A new technique developed by MIT researchers aims to give artists more control over their animations. The approach, which generates barycentric coordinates, allows artists to define how 2D and 3D shapes can bend, stretch, and move in space and creates an artifact that fits their vision better. This is a departure from available techniques which offer only one option for barycentric coordinate function.
Ana Dodik, the technique’s lead researcher and an electrical engineering and computer science (EECS) graduate student, emphasizes that artists prioritize flexibility and the final aesthetic of their work, rather than efficient algorithms. This innovative approach could also find applications in fields such as medical imaging, virtual reality, architecture, and robotics.

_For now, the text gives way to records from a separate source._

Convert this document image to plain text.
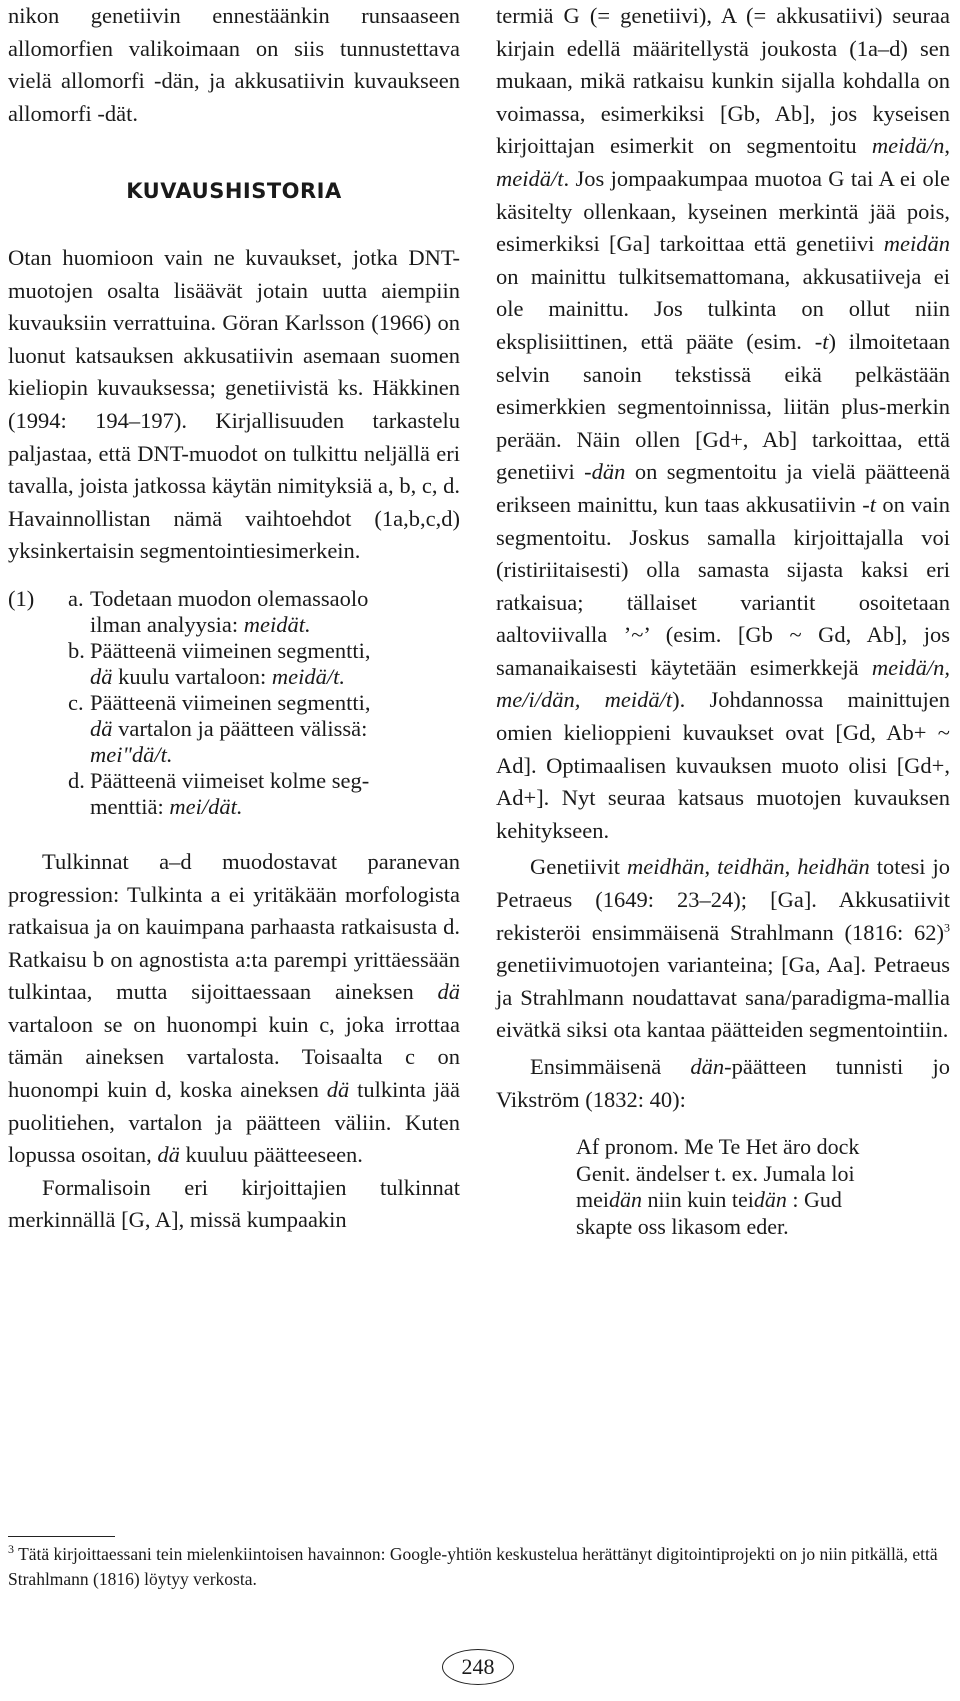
nikon genetiivin ennestäänkin runsaaseen allomorfien valikoimaan on siis tunnustettava vielä allomorfi -dän, ja akkusatiivin kuvaukseen allomorfi -dät.

KUVAUSHISTORIA

Otan huomioon vain ne kuvaukset, jotka DNT-muotojen osalta lisäävät jotain uutta aiempiin kuvauksiin verrattuina. Göran Karlsson (1966) on luonut katsauksen akkusatiivin asemaan suomen kieliopin kuvauksessa; genetiivistä ks. Häkkinen (1994: 194–197). Kirjallisuuden tarkastelu paljastaa, että DNT-muodot on tulkittu neljällä eri tavalla, joista jatkossa käytän nimityksiä a, b, c, d. Havainnollistan nämä vaihtoehdot (1a,b,c,d) yksinkertaisin segmentointiesimerkein.

(1) a. Todetaan muodon olemassaolo
ilman analyysia: meidät.
b. Päätteenä viimeinen segmentti,
dä kuulu vartaloon: meidä/t.
c. Päätteenä viimeinen segmentti,
dä vartalon ja päätteen välissä:
mei"dä/t.
d. Päätteenä viimeiset kolme seg-
menttiä: mei/dät.

Tulkinnat a–d muodostavat paranevan progression: Tulkinta a ei yritäkään morfologista ratkaisua ja on kauimpana parhaasta ratkaisusta d. Ratkaisu b on agnostista a:ta parempi yrittäessään tulkintaa, mutta sijoittaessaan aineksen dä vartaloon se on huonompi kuin c, joka irrottaa tämän aineksen vartalosta. Toisaalta c on huonompi kuin d, koska aineksen dä tulkinta jää puolitiehen, vartalon ja päätteen väliin. Kuten lopussa osoitan, dä kuuluu päätteeseen.

Formalisoin eri kirjoittajien tulkinnat merkinnällä [G, A], missä kumpaakin

termiä G (= genetiivi), A (= akkusatiivi) seuraa kirjain edellä määritellystä joukosta (1a–d) sen mukaan, mikä ratkaisu kunkin sijalla kohdalla on voimassa, esimerkiksi [Gb, Ab], jos kyseisen kirjoittajan esimerkit on segmentoitu meidä/n, meidä/t. Jos jompaakumpaa muotoa G tai A ei ole käsitelty ollenkaan, kyseinen merkintä jää pois, esimerkiksi [Ga] tarkoittaa että genetiivi meidän on mainittu tulkitsemattomana, akkusatiiveja ei ole mainittu. Jos tulkinta on ollut niin eksplisiittinen, että pääte (esim. -t) ilmoitetaan selvin sanoin tekstissä eikä pelkästään esimerkkien segmentoinnissa, liitän plus-merkin perään. Näin ollen [Gd+, Ab] tarkoittaa, että genetiivi -dän on segmentoitu ja vielä päätteenä erikseen mainittu, kun taas akkusatiivin -t on vain segmentoitu. Joskus samalla kirjoittajalla voi (ristiriitaisesti) olla samasta sijasta kaksi eri ratkaisua; tällaiset variantit osoitetaan aaltoviivalla ’~’ (esim. [Gb ~ Gd, Ab], jos samanaikaisesti käytetään esimerkkejä meidä/n, me/i/dän, meidä/t). Johdannossa mainittujen omien kielioppieni kuvaukset ovat [Gd, Ab+ ~ Ad]. Optimaalisen kuvauksen muoto olisi [Gd+, Ad+]. Nyt seuraa katsaus muotojen kuvauksen kehitykseen.

Genetiivit meidhän, teidhän, heidhän totesi jo Petraeus (1649: 23–24); [Ga]. Akkusatiivit rekisteröi ensimmäisenä Strahlmann (1816: 62)$^3$ genetiivimuotojen varianteina; [Ga, Aa]. Petraeus ja Strahlmann noudattavat sana/paradigma-mallia eivätkä siksi ota kantaa päätteiden segmentointiin.

Ensimmäisenä dän-päätteen tunnisti jo Vikström (1832: 40):

Af pronom. Me Te Het äro dock
Genit. ändelser t. ex. Jumala loi
meidän niin kuin teidän : Gud
skapte oss likasom eder.
$^3$ Tätä kirjoittaessani tein mielenkiintoisen havainnon: Google-yhtiön keskustelua herättänyt digitointiprojekti on jo niin pitkällä, että Strahlmann (1816) löytyy verkosta.
248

Typically, when animating a complex 2D or 3D character, artists use a simpler set of points bound by lines or triangles, called a cage. The shape inside the cage moves and morphs according to the animated motions of the cage. The barycentric coordinate function is responsible for depicting how the character moves when the cage modifies. However, different interpretations of mathematical “smoothness” can lead to varying barycentric coordinate functions.
The MIT researchers aimed to develop a universal tool allowing artists to select the smoothness to their liking. The team adopted a special type of neural network to model these barycentric coordinate functions. The power of this network lies in the way it considers constraints when producing solutions, which ensures their validity. Consequently, artists can focus on creativity without concerning themselves with complex mathematics.

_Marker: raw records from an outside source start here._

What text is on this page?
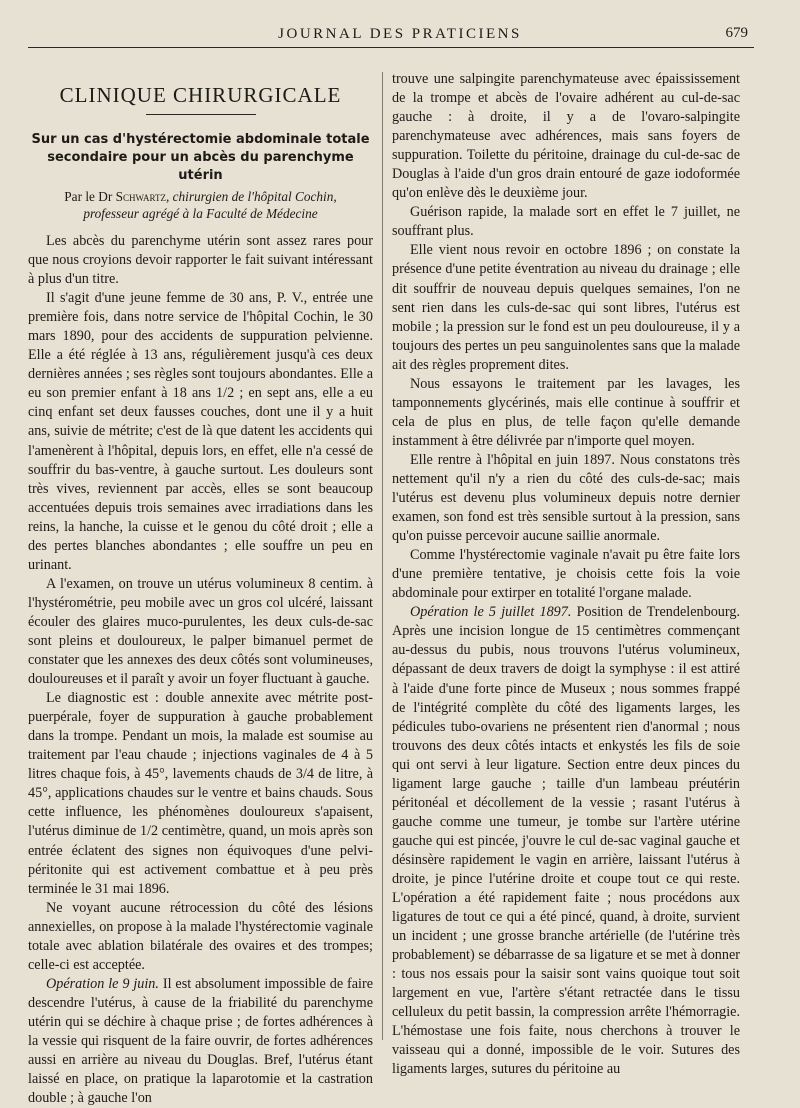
JOURNAL DES PRATICIENS	679
CLINIQUE CHIRURGICALE
Sur un cas d'hystérectomie abdominale totale
secondaire pour un abcès du parenchyme utérin
Par le Dr Schwartz, chirurgien de l'hôpital Cochin,
professeur agrégé à la Faculté de Médecine

Les abcès du parenchyme utérin sont assez rares pour que nous croyions devoir rapporter le fait suivant intéressant à plus d'un titre.

Il s'agit d'une jeune femme de 30 ans, P. V., entrée une première fois, dans notre service de l'hôpital Cochin, le 30 mars 1890, pour des accidents de suppuration pelvienne. Elle a été réglée à 13 ans, régulièrement jusqu'à ces deux dernières années ; ses règles sont toujours abondantes. Elle a eu son premier enfant à 18 ans 1/2 ; en sept ans, elle a eu cinq enfant set deux fausses couches, dont une il y a huit ans, suivie de métrite; c'est de là que datent les accidents qui l'amenèrent à l'hôpital, depuis lors, en effet, elle n'a cessé de souffrir du bas-ventre, à gauche surtout. Les douleurs sont très vives, reviennent par accès, elles se sont beaucoup accentuées depuis trois semaines avec irradiations dans les reins, la hanche, la cuisse et le genou du côté droit ; elle a des pertes blanches abondantes ; elle souffre un peu en urinant.

A l'examen, on trouve un utérus volumineux 8 centim. à l'hystérométrie, peu mobile avec un gros col ulcéré, laissant écouler des glaires muco-purulentes, les deux culs-de-sac sont pleins et douloureux, le palper bimanuel permet de constater que les annexes des deux côtés sont volumineuses, douloureuses et il paraît y avoir un foyer fluctuant à gauche.

Le diagnostic est : double annexite avec métrite post-puerpérale, foyer de suppuration à gauche probablement dans la trompe. Pendant un mois, la malade est soumise au traitement par l'eau chaude ; injections vaginales de 4 à 5 litres chaque fois, à 45°, lavements chauds de 3/4 de litre, à 45°, applications chaudes sur le ventre et bains chauds. Sous cette influence, les phénomènes douloureux s'apaisent, l'utérus diminue de 1/2 centimètre, quand, un mois après son entrée éclatent des signes non équivoques d'une pelvi-péritonite qui est activement combattue et à peu près terminée le 31 mai 1896.

Ne voyant aucune rétrocession du côté des lésions annexielles, on propose à la malade l'hystérectomie vaginale totale avec ablation bilatérale des ovaires et des trompes; celle-ci est acceptée.

Opération le 9 juin. Il est absolument impossible de faire descendre l'utérus, à cause de la friabilité du parenchyme utérin qui se déchire à chaque prise ; de fortes adhérences à la vessie qui risquent de la faire ouvrir, de fortes adhérences aussi en arrière au niveau du Douglas. Bref, l'utérus étant laissé en place, on pratique la laparotomie et la castration double ; à gauche l'on

trouve une salpingite parenchymateuse avec épaississement de la trompe et abcès de l'ovaire adhérent au cul-de-sac gauche : à droite, il y a de l'ovaro-salpingite parenchymateuse avec adhérences, mais sans foyers de suppuration. Toilette du péritoine, drainage du cul-de-sac de Douglas à l'aide d'un gros drain entouré de gaze iodoformée qu'on enlève dès le deuxième jour.

Guérison rapide, la malade sort en effet le 7 juillet, ne souffrant plus.

Elle vient nous revoir en octobre 1896 ; on constate la présence d'une petite éventration au niveau du drainage ; elle dit souffrir de nouveau depuis quelques semaines, l'on ne sent rien dans les culs-de-sac qui sont libres, l'utérus est mobile ; la pression sur le fond est un peu douloureuse, il y a toujours des pertes un peu sanguinolentes sans que la malade ait des règles proprement dites.

Nous essayons le traitement par les lavages, les tamponnements glycérinés, mais elle continue à souffrir et cela de plus en plus, de telle façon qu'elle demande instamment à être délivrée par n'importe quel moyen.

Elle rentre à l'hôpital en juin 1897. Nous constatons très nettement qu'il n'y a rien du côté des culs-de-sac; mais l'utérus est devenu plus volumineux depuis notre dernier examen, son fond est très sensible surtout à la pression, sans qu'on puisse percevoir aucune saillie anormale.

Comme l'hystérectomie vaginale n'avait pu être faite lors d'une première tentative, je choisis cette fois la voie abdominale pour extirper en totalité l'organe malade.

Opération le 5 juillet 1897. Position de Trendelenbourg. Après une incision longue de 15 centimètres commençant au-dessus du pubis, nous trouvons l'utérus volumineux, dépassant de deux travers de doigt la symphyse : il est attiré à l'aide d'une forte pince de Museux ; nous sommes frappé de l'intégrité complète du côté des ligaments larges, les pédicules tubo-ovariens ne présentent rien d'anormal ; nous trouvons des deux côtés intacts et enkystés les fils de soie qui ont servi à leur ligature. Section entre deux pinces du ligament large gauche ; taille d'un lambeau préutérin péritonéal et décollement de la vessie ; rasant l'utérus à gauche comme une tumeur, je tombe sur l'artère utérine gauche qui est pincée, j'ouvre le cul de-sac vaginal gauche et désinsère rapidement le vagin en arrière, laissant l'utérus à droite, je pince l'utérine droite et coupe tout ce qui reste. L'opération a été rapidement faite ; nous procédons aux ligatures de tout ce qui a été pincé, quand, à droite, survient un incident ; une grosse branche artérielle (de l'utérine très probablement) se débarrasse de sa ligature et se met à donner : tous nos essais pour la saisir sont vains quoique tout soit largement en vue, l'artère s'étant retractée dans le tissu celluleux du petit bassin, la compression arrête l'hémorragie. L'hémostase une fois faite, nous cherchons à trouver le vaisseau qui a donné, impossible de le voir. Sutures des ligaments larges, sutures du péritoine au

Using the principle of overlapping virtual triangles, introduced by German mathematician August Möbius almost 200 years ago, the researchers created valid barycentric coordinate functions. The neural network then combines these functions. With this method, the artists can refine the barycentric coordinates until they achieve the desired animation.
The researchers showcased the tool’s efficacy with a variety of natural-looking animations such as the smooth motion of a cat’s tail. Plans are underway to accelerate the neural network and incorporate this method into an interactive interface to streamline artistic processes further. The research benefited from funding from several collaborators including the U.S. Army Research Office, the U.S. National Science Foundation, and the MIT-IBM Watson AI Lab.